The applicable law in relation to the children matters in the UAE is Federal Law No. 28 of the year 2005 regarding the Personal Statuses Law (articles 142-158).
According to the above mentioned law the custody is determined by the court in the best interest of the child.
To be deemed as a fit custodian, a person should fulfill a list of requirements:
– Mental stability;
– Being honest;
– To reach the age 21;
– Ability to take care of a child;
– To be clean from an infectious disease;
– Must not have been committed a serious crime.
Certain legal norms specify that Custodian:
– must be of the same religion as the child
– the mother should not re-marry;
– the father should have a family relation with a child and be able to take care of a child involving a female.
The custody ends when a boy turns 11 and a girl turns 13, unless the court decides for the child’s interest to extend this period till the baby boy comes of age of discretion, or the female child gets married. The courts in the UAE primarily look at the betterment of the kids when making such decisions.
Most often the mother is awarded custody of children. If the court finds the mother “incompetent,” custody of a child can be given to the father; if not – to the child’s maternal grandmother; if not – to the mothers sister; if not – to the fathers sister; if not – to the sisters daughter on the mothers side, etc.
The custodian is concerned with the child’s day to day life.

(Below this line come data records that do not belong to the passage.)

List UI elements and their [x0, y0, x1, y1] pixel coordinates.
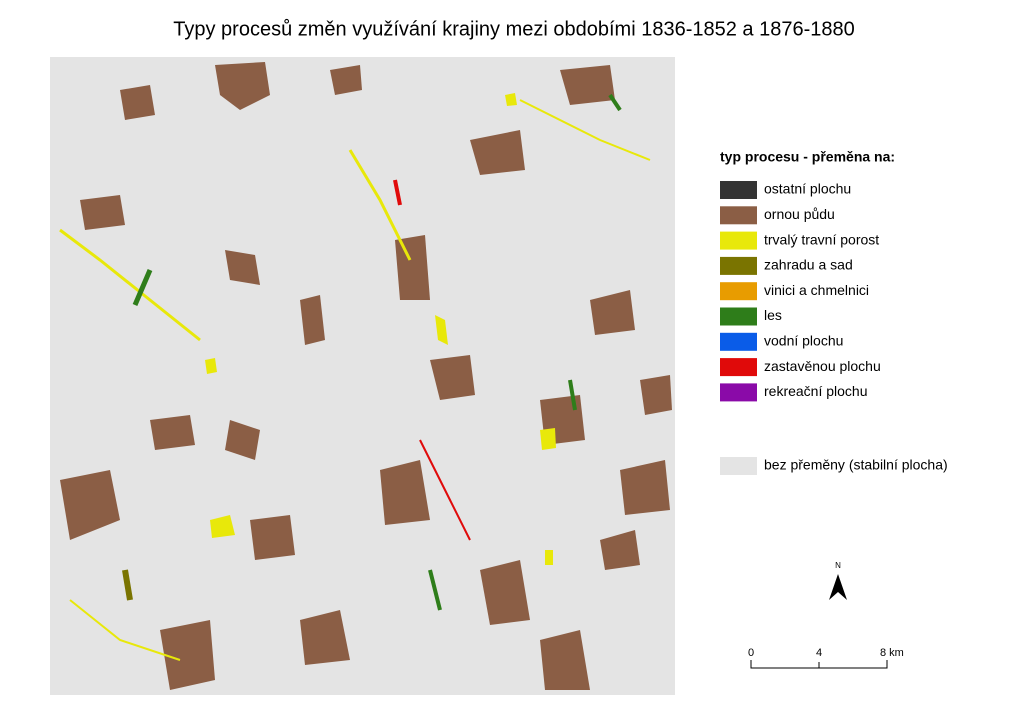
legend-label: vodní plochu [764, 333, 843, 349]
legend-label: bez přeměny (stabilní plocha) [764, 457, 948, 473]
legend-label: vinici a chmelnici [764, 282, 869, 298]
legend-swatch [720, 457, 757, 475]
map-title: Typy procesů změn využívání krajiny mezi… [173, 18, 855, 40]
north-arrow: N [829, 561, 847, 600]
grassland-patches [205, 93, 556, 565]
legend-label: ostatní plochu [764, 181, 851, 197]
legend-label: trvalý travní porost [764, 231, 879, 247]
arable-patches [60, 62, 672, 690]
map-background [50, 57, 675, 695]
north-arrow-shape [829, 574, 847, 600]
legend-swatch [720, 332, 757, 351]
legend-label: zahradu a sad [764, 257, 853, 273]
north-label: N [835, 561, 841, 570]
scale-bar: 0 4 8 km [748, 647, 904, 669]
map-area [50, 57, 675, 695]
scale-label: 0 [748, 647, 754, 659]
legend-swatch [720, 383, 757, 402]
legend-label: zastavěnou plochu [764, 358, 881, 374]
legend-label: ornou půdu [764, 206, 835, 222]
linear-changes [59, 93, 651, 661]
legend-swatch [720, 256, 757, 275]
legend-swatch [720, 282, 757, 301]
scale-bar-line [750, 660, 888, 669]
legend-swatch [720, 358, 757, 377]
legend-swatch [720, 181, 757, 199]
legend-swatch [720, 231, 757, 250]
legend-label: rekreační plochu [764, 383, 868, 399]
legend-swatch [720, 206, 757, 225]
legend-title: typ procesu - přeměna na: [720, 149, 895, 165]
scale-label: 4 [816, 647, 822, 659]
scale-label: 8 km [880, 647, 904, 659]
legend-label: les [764, 307, 782, 323]
legend: ostatní plochu ornou půdu trvalý travní po… [720, 181, 948, 475]
legend-swatch [720, 307, 757, 326]
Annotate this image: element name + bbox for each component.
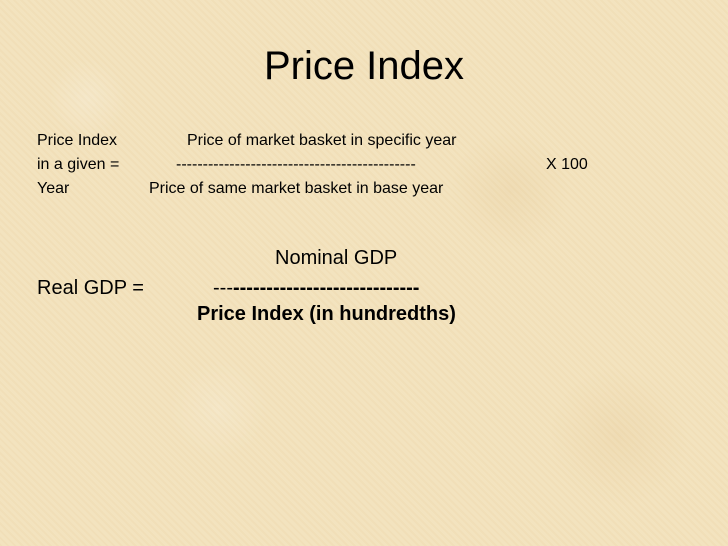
fraction-bar-bold: ----------------------------: [232, 277, 420, 299]
formula-lhs-line3: Year: [37, 180, 70, 197]
real-gdp-fraction-bar: -------------------------------: [213, 276, 419, 300]
slide-title: Price Index: [263, 44, 465, 88]
real-gdp-numerator: Nominal GDP: [275, 247, 398, 269]
formula-multiplier: X 100: [546, 156, 588, 173]
fraction-bar-start: ---: [213, 277, 233, 299]
formula-denominator: Price of same market basket in base year: [149, 180, 444, 197]
formula-fraction-bar: ----------------------------------------…: [176, 156, 416, 173]
real-gdp-lhs: Real GDP =: [37, 277, 144, 299]
formula-lhs-line2: in a given =: [37, 156, 120, 173]
real-gdp-denominator: Price Index (in hundredths): [197, 303, 456, 325]
formula-numerator: Price of market basket in specific year: [187, 132, 457, 149]
formula-lhs-line1: Price Index: [37, 132, 118, 149]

The custodian has actual physical custody of the child on a day to day basis, and must raise and take care of the child.
On the other hand, a guardian is a person who financially maintains the child, makes important decisions about the education and upbringing, and generally takes care of the child’s affairs.
During the trial, child custody belongs to the mother.
After the final divorce, the mother may move with the child to another city within the country unless such movement affects the child’s education or causes harm to the father or makes him suffer unusual hardship or costs for visiting the child.